Auf diesem Foto seiner Wikipedia-Page hat er blutunterlaufene Augen. Er sieht aus, als habe er ein Frühstück mit drei Bieren und ein Schläfchen, aus dem ihn jemand unsanft geweckt hat, hinter sich. Aber das ist doch eigentlich besser! Der Arnie der 2010er Jahre ist viel interessanter und auch schauspielerisch talentierter als zuvor—er ist endlich zum Menschen geworden.

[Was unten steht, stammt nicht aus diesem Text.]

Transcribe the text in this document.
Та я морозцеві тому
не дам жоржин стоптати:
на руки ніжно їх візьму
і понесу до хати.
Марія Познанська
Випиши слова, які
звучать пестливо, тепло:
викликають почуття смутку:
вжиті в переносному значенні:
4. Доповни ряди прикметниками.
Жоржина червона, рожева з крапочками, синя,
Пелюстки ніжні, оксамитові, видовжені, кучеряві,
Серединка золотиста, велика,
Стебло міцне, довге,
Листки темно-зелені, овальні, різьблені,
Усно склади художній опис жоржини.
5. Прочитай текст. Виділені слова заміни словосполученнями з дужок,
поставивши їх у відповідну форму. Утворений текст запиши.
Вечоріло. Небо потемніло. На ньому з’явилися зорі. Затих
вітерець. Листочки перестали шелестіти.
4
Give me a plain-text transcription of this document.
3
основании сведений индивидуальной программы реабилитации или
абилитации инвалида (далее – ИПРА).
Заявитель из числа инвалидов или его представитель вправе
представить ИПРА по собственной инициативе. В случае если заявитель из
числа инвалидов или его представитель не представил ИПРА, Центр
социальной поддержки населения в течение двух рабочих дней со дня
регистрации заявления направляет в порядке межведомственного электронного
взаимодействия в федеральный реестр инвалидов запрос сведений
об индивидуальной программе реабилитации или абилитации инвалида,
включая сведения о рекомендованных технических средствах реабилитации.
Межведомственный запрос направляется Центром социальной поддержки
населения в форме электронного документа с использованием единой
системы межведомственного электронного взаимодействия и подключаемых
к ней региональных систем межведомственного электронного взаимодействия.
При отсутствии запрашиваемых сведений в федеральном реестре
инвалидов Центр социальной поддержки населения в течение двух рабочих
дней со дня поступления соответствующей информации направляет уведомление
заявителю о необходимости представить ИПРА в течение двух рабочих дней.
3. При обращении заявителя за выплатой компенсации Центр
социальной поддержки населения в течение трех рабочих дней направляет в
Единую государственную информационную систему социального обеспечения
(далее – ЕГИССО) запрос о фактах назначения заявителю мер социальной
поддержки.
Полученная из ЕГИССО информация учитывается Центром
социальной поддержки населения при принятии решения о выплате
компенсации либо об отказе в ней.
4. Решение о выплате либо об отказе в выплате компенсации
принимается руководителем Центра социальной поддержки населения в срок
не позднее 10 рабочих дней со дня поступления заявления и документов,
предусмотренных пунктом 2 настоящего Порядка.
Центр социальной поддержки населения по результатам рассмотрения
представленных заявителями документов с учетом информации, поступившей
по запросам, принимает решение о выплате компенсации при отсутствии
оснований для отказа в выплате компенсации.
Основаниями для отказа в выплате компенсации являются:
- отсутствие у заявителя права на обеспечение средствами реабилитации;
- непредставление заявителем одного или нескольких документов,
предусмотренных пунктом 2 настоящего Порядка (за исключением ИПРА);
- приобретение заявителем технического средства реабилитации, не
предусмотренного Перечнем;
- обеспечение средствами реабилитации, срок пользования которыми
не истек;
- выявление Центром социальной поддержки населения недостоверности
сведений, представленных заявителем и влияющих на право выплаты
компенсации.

Die Steirische Eiche könnte sich nun in eine Art Clint Eastwood verwandeln, der ja auch erst mit 62 Unforgiven gemacht hat und mit 74 Million Dollar Baby. Schwarzenegger ist da alterstechnisch genau in der Mitte. Er wird nächsten Monat 68—und betritt die vielleicht interessanteste Phase seines Lebens.
Egal wie idiotisch kostspielig Arnolds Lebenswandel sein mag—wie erwähnt: der Mann, der eigentlich selbst schon ein Panzer ist, besitzt auch einen Panzer—, er müsste nie wieder einen Film machen. Er war mal 800,000,000 Dollar schwer, was ihn auch nach schlechten Investitionen und der hässlichen Scheidung sicher nicht am Hungertuch nagend zurückgelassen hat.
Wenn man eine Ikone ist, ist es nicht schwer Geld zu verdienen. Arnie kann in einen Werbespot spazieren, dabei aufs Gesicht fallen, sich selbst für acht Sekunden überspielt verarschen und bekommt dann pervers viel Geld dafür. Man darf also davon ausgehen, dass er sich so ziemlich jedes Filmprojekt frei nach Lust und Laune aussuchen kann.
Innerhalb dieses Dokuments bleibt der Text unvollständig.